Asia

‘Message about current wars’

Father Alberto Berra – PIME missionary in the city where the first atomic bomb fell in 1945 – comments on the decision to grant recognition to the association that gives voice to the victims who still bear the marks of the explosion almost eighty years ago . “They feel that they have received a mission: to be a voice for the world. Because, as Pope Francis said here in 2019, “not only the use but also the possession of nuclear weapons is immoral.”

Hiroshima () – “It is not a recognition of the past, but a decision that looks at the current international situation. Give the Nobel Peace Prize to hibakusha It is an appeal to the world that has once again spoken about the use of these terrible devices.” Fr. Alberto Berra, Italian PIME missionary, comments from Hiroshima on the news that the 2024 Nobel Peace Prize has been awarded to the Nihon association Hidankyo, which brings together the victims of the terrible explosion of nuclear devices that the United States launched in August 1945 on Hiroshima and Nagasaki. Based in Japan in 1990, Father Berra has exercised his ministry in the city marked by the crisis for many years. first of the two atomic explosions that 79 years ago left more than 148,000 dead, approximately 62% of the population, and a very heavy legacy of diseases caused by radiation that appeared even after many years Another 74,000 people died three days later. for the second bomb dropped on Nagasaki.
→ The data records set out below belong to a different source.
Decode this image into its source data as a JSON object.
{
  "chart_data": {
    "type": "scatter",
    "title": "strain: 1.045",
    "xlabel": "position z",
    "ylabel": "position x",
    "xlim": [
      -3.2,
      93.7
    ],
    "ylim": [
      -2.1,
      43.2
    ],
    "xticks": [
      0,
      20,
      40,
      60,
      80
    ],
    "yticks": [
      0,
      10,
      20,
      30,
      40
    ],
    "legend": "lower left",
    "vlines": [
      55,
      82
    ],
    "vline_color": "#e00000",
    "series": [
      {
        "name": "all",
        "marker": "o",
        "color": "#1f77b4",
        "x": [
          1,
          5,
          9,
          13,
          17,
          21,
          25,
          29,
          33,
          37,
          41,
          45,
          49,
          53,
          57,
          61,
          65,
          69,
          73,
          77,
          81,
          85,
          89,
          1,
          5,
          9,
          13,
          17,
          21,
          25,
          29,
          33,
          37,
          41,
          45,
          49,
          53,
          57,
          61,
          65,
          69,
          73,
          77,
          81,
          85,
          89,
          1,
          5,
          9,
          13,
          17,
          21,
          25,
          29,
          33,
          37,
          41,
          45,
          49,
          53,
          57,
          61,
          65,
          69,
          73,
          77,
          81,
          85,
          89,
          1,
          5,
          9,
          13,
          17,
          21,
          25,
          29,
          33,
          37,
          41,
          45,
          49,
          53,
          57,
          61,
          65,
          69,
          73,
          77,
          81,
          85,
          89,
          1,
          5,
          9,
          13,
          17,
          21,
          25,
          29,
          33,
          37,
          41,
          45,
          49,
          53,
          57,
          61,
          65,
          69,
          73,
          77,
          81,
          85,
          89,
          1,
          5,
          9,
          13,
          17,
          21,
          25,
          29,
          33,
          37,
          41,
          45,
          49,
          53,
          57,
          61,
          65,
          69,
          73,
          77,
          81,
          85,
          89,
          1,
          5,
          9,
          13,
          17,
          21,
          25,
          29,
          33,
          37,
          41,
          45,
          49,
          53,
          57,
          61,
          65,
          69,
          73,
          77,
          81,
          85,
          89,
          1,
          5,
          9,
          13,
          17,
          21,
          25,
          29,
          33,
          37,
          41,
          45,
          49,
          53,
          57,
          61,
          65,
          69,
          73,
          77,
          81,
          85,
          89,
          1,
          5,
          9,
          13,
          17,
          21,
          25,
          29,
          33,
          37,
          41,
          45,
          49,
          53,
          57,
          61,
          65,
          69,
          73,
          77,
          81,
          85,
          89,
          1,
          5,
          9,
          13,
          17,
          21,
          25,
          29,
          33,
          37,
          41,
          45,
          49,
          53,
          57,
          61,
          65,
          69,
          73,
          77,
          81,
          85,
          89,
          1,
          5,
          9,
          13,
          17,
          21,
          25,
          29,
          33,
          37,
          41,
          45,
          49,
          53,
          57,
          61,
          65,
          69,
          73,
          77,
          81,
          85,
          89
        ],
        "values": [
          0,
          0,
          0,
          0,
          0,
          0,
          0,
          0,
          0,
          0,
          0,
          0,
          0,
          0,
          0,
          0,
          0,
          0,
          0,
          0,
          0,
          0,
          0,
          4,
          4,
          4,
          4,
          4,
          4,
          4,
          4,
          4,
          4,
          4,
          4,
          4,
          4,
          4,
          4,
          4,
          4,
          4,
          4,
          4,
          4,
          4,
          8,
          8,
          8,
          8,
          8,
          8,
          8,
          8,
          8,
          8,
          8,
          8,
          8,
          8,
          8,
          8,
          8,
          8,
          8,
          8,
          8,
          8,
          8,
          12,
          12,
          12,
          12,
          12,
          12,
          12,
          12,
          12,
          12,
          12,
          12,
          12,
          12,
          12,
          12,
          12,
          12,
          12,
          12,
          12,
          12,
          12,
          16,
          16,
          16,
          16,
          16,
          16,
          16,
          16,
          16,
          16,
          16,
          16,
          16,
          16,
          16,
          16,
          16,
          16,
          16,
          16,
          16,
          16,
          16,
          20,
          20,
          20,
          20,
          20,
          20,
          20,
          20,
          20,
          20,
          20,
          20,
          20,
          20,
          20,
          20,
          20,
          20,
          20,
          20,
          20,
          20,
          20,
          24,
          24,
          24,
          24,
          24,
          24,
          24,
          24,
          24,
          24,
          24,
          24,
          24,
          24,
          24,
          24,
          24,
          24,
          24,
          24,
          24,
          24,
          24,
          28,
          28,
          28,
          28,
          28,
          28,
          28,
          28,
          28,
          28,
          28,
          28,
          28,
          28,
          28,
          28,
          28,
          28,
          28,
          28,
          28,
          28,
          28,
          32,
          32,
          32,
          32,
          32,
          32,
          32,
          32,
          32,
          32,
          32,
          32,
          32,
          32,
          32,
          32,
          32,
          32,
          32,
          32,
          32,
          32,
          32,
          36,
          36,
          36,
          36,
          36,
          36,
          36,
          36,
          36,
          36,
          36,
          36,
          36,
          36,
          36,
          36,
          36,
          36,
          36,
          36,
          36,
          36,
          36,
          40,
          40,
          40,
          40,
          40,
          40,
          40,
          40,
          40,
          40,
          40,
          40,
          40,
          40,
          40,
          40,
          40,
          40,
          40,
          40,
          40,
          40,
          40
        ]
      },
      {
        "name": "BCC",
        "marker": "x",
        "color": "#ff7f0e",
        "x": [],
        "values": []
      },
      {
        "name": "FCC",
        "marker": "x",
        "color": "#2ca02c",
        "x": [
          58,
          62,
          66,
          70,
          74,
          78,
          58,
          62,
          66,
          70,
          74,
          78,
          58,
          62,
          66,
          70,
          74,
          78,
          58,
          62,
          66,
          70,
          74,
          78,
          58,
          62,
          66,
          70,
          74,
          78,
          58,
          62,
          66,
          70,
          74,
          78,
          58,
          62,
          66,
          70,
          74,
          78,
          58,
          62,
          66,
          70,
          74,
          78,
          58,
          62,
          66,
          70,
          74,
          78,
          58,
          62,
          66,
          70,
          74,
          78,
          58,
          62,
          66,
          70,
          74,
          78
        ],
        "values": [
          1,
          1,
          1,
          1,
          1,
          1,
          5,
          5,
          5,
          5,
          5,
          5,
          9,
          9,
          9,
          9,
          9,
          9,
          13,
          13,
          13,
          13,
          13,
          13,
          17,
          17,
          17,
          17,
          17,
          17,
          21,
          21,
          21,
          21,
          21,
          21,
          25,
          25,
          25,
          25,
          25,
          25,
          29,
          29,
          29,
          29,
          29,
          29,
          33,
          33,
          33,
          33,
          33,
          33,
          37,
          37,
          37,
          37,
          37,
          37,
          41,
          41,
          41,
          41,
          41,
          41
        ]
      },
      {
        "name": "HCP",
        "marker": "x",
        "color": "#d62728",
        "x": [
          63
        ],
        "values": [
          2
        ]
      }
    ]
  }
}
The PIME missionary has seen the hibakusha tell their stories in the Peace Park, the park in the heart of Hiroshima where the museum that remembers that great tragedy is located and the Genbaku Dome, the dome of the building that melted due to the heat of the atomic explosion and has become in its symbol. All Japanese schools visit the Peace Park and stop at the monument that commemorates the thousands of children who died on August 6, 1945.

“In the testimonies of the hibakusha you find all the horror of war and its consequences – he explains -. Without a doubt all wars leave death and destruction in their wake. But never before has it happened in such a heartbreaking way and with consequences on the body that last over time, for some even to this day, after almost eighty years. “They feel they have received a mission: to be a voice for the world.”

The association that brings them together, Nihon Hidankyo – to which the Oslo Committee today awarded the Nobel Prize – was born in 1956, eleven years after the atomic bombings of Hiroshima and Nagasaki. They had remained silent for years facing their own sufferings, but the US hydrogen bomb experiments at Bikini Atoll in the Marshall Islands, once again exposing local people and fishermen to the dangers of radiation, convinced them that they had a message to communicate to everyone.

According to the latest Japanese government statistics released last March, around 107,000 survivors of the two explosions are still alive, with an average age of 85.6 years. There are already a few dozen in Hiroshima who are still able to work as volunteers in the Peace Park. “Please, you must abolish nuclear weapons while we are still alive,” Toshiyuki Mimaki, head of the Confederation of Organizations, said today after the announcement. hibakusha from Hiroshima Prefecture.

“It is a mission that continues to excite them – continues Fr. Berra-. A few months ago, for example, one of them, over eighty years old, began studying English to be able to speak with a greater number of people passing through Hiroshima. It is truly a mission addressed to all humanity.”

And it is a message that Hiroshima wants to continue transmitting. “For our Church – recalls the PIME missionary – the words of Pope Francis in the Peace Park during his 2019 trip were also very important, when he clearly said that it is not only about the use of atomic weapons, but also about their possession. And this Nobel Prize, in some way, is an opportunity for us to repeat it.”

An initiative organized by the bishop of Hiroshima is aimed precisely in this direction, which today brings together local Catholic communities and some dioceses in the United States. “Is called Partnership for a world without nuclear weapons – says Fr. Berra–. This is an appeal launched jointly by the dioceses of Hiroshima and Nagasaki, those of Santa Fe in New Mexico and Seattle in Washington State, places where the US military’s nuclear tests are carried out. “A way to accept Francis’ triple invitation to remember the victims of almost 80 years ago, walk together towards a world without nuclear weapons and protect the generations of tomorrow.”